Esta obra é destinada ao público de pesquisadoras e pesquisadores, especialmente, do campo da Política Educacional, que almejem aprofundar reflexões acerca da metodologia de metapesquisa. Mainardes e colaboradores desenvolvem e esclarecem alguns aspectos teórico- epistemológicos dessa pesquisa, em razão de ser uma temática recente. Assim, coadunam seus objetivos para identificar características, contribuir com o fortalecimento das pesquisas do Campo1 e ampliar a rigorosidade científica. A análise proposta é uma argumentação conceitual, empírica e crítica, em que os autores evidenciam os conceitos da metapesquisa, apresentam evidências empíricas e reconhecem as fragilidades e os pontos fracos que o campo ainda apresenta.
Redigido numa conjuntura histórica, política, social e educacional desafiadora, marcada pela fragilidade epistemológica do Campo, os autores entendem que essa perspectiva de pesquisa não tem o intuito de julgar, mas colabora para a compreensão das principais tendências. Mainardes destaca alguns marcos da constituição da metapesquisa. O primeiro, em 2010, quando ele e colegas latino-americanos criaram a Red Latinoamericana de Estudios Teóricos y Epistemológicos em Política Educativa (ReLePe); o segundo corresponde ao início dos estudos da metapesquisa, com a escrita do artigo de César Tello, que apreendeu elementos conceituais do Enfoque das Epistemologias da Política Educacional (EEPE); e o terceiro, a partir de 2015, no qual se desenvolveu uma proposta embasada em conceitos compreensivos para metapesquisa.
A metapesquisa é conceitualizada por Mainardes como “pesquisas sobre pesquisas” (2021, p. 11). Nessa perspectiva, a obra é desenvolvida em dez capítulos. O primeiro se inicia com a exploração de prismas teórico-conceituais e metodológicos da metapesquisa; do segundo ao quinto são expressos resultados de metapesquisa em diferentes temáticas. Do sexto ao oitavo capítulos, os pesquisadores não apresentam propriamente metapesquisa, mas estudos que podem consistir em “pesquisas sobre pesquisas”, realçando que o oitavo faz uma análise sobre a Argentina. O nono capítulo é perpassado pelas investigações das produções de metapesquisa, entre 2015 e 2020. O livro culmina, na décima parte, com uma entrevista com o estudioso Stephen Ball, com proposições para o teor epistemológico do Campo.
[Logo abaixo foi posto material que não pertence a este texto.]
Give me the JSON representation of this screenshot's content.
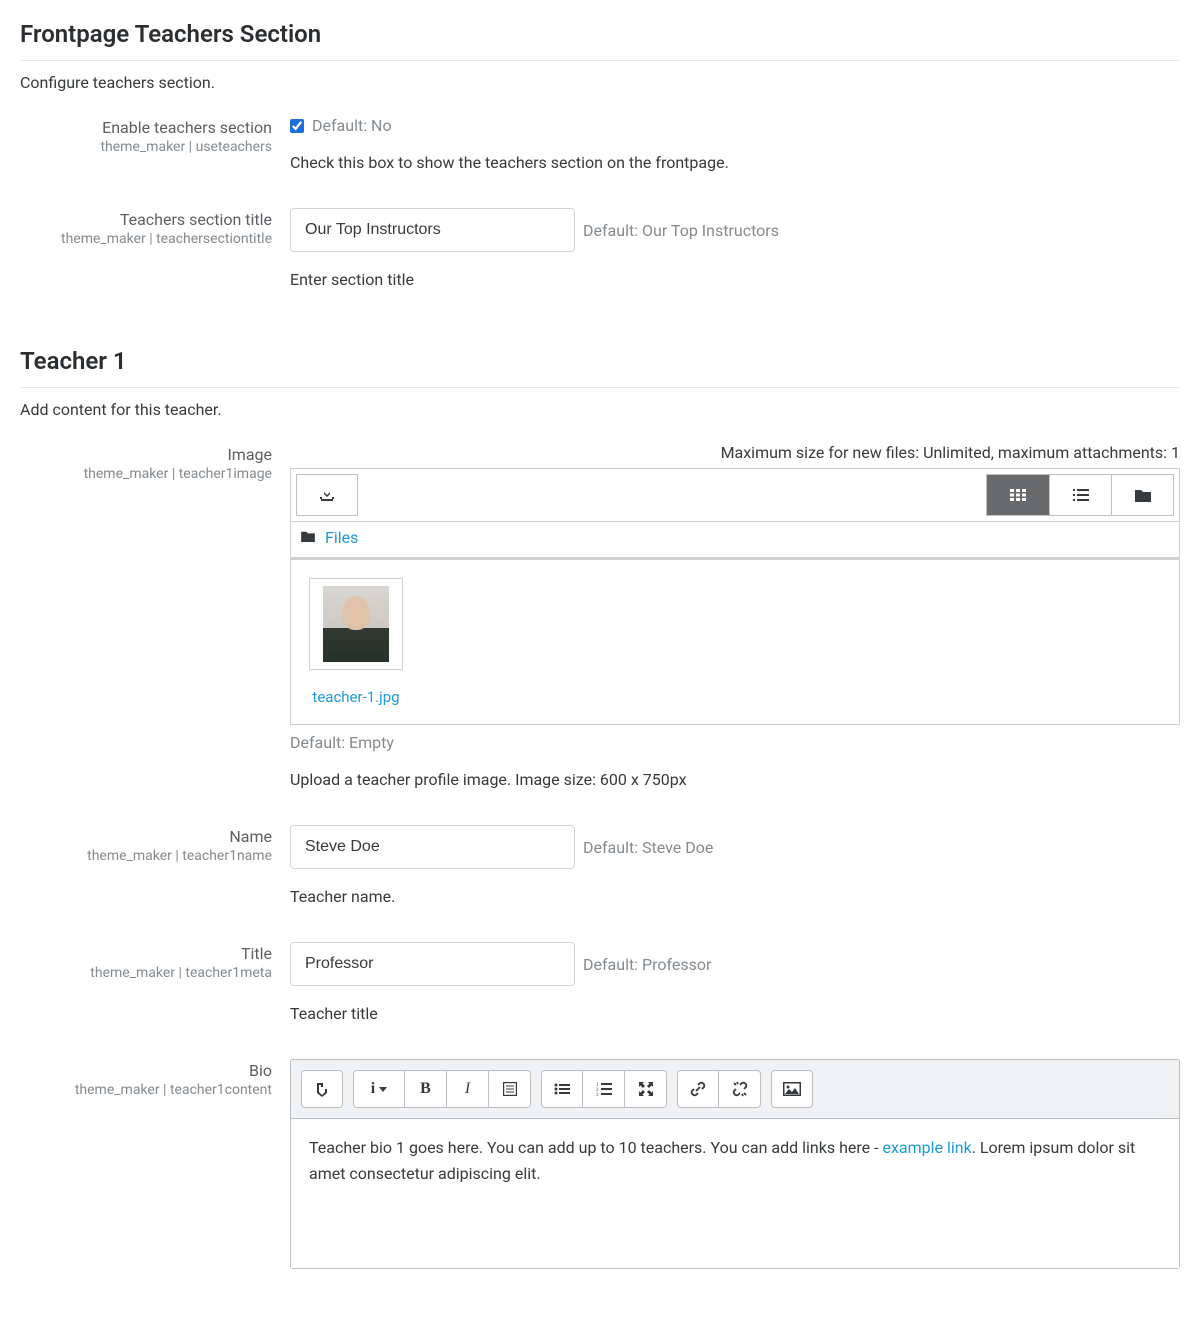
{
  "section1": {
    "heading": "Frontpage Teachers Section",
    "desc": "Configure teachers section.",
    "enable": {
      "label": "Enable teachers section",
      "key": "theme_maker | useteachers",
      "checked": true,
      "default": "Default: No",
      "help": "Check this box to show the teachers section on the frontpage."
    },
    "title": {
      "label": "Teachers section title",
      "key": "theme_maker | teachersectiontitle",
      "value": "Our Top Instructors",
      "default": "Default: Our Top Instructors",
      "help": "Enter section title"
    }
  },
  "section2": {
    "heading": "Teacher 1",
    "desc": "Add content for this teacher.",
    "image": {
      "label": "Image",
      "key": "theme_maker | teacher1image",
      "max_text": "Maximum size for new files: Unlimited, maximum attachments: 1",
      "breadcrumb": "Files",
      "filename": "teacher-1.jpg",
      "default": "Default: Empty",
      "help": "Upload a teacher profile image. Image size: 600 x 750px"
    },
    "name": {
      "label": "Name",
      "key": "theme_maker | teacher1name",
      "value": "Steve Doe",
      "default": "Default: Steve Doe",
      "help": "Teacher name."
    },
    "title": {
      "label": "Title",
      "key": "theme_maker | teacher1meta",
      "value": "Professor",
      "default": "Default: Professor",
      "help": "Teacher title"
    },
    "bio": {
      "label": "Bio",
      "key": "theme_maker | teacher1content",
      "content_pre": "Teacher bio 1 goes here. You can add up to 10 teachers. You can add links here - ",
      "link_text": "example link",
      "content_post": ". Lorem ipsum dolor sit amet consectetur adipiscing elit."
    }
  }
}
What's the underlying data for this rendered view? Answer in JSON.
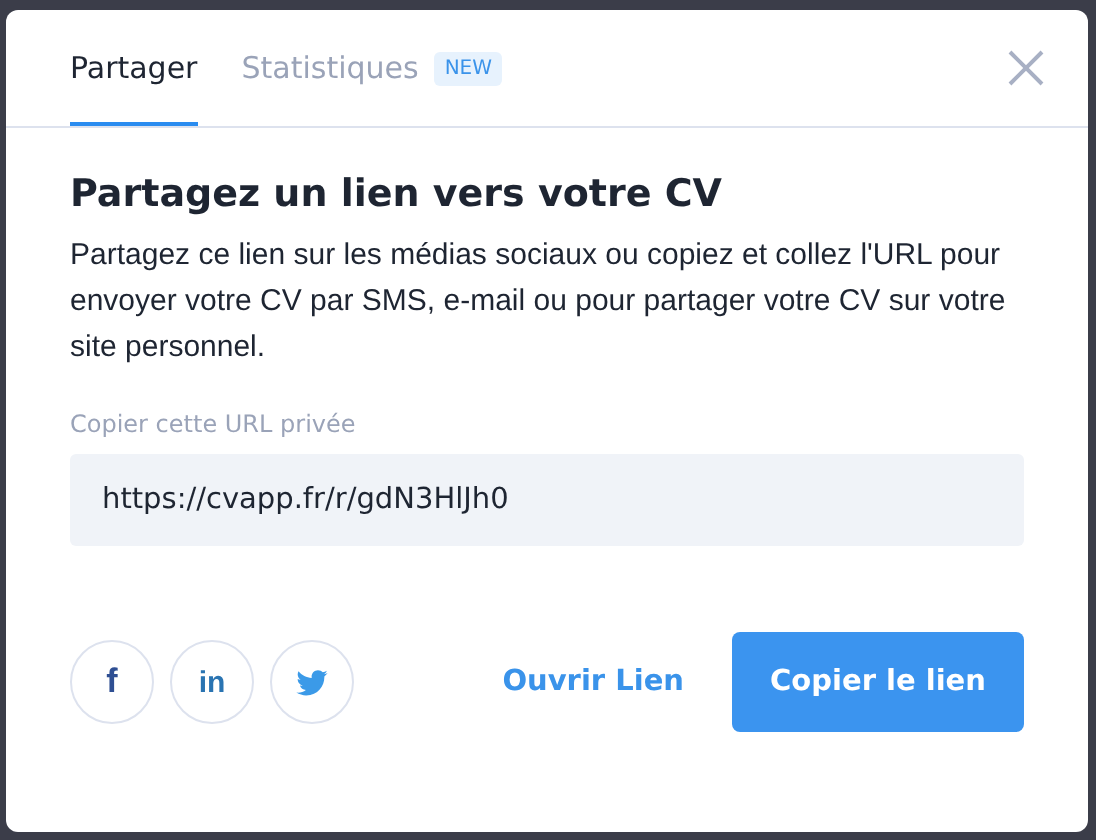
{
  "tabs": [
    {
      "label": "Partager",
      "selected": true
    },
    {
      "label": "Statistiques",
      "selected": false,
      "badge": "NEW"
    }
  ],
  "heading": "Partagez un lien vers votre CV",
  "description": "Partagez ce lien sur les médias sociaux ou copiez et collez l'URL pour envoyer votre CV par SMS, e-mail ou pour partager votre CV sur votre site personnel.",
  "url_field": {
    "label": "Copier cette URL privée",
    "value": "https://cvapp.fr/r/gdN3HlJh0"
  },
  "social": [
    {
      "kind": "facebook",
      "glyph": "f"
    },
    {
      "kind": "linkedin",
      "glyph": "in"
    },
    {
      "kind": "twitter"
    }
  ],
  "actions": {
    "open_link": "Ouvrir Lien",
    "copy_link": "Copier le lien"
  }
}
No primeiro capítulo, Mainardes evidencia a metapesquisa (meta-research) com suas especificidades dentro dos estudos de meta-designs e ressalta suas características, assim como as de metaestudo, metassíntese e estudos de revisão. O pesquisador elenca as quatro etapas da metapesquisa: definição de propósitos com uma busca exaustiva; registros em planilha contemplando diversos itens, como o enfoque epistemológico; leitura de textos completos e análise; e redação do relatório da pesquisa. O autor ressalta que há desafios. É importante que o metapesquisador exerça reflexão em todo o processo e considere tanto os aspectos epistemológicos quanto os éticos, não evidenciando e julgando trabalhos. O autor sublinha que a temática requer diálogo e aprofundamento.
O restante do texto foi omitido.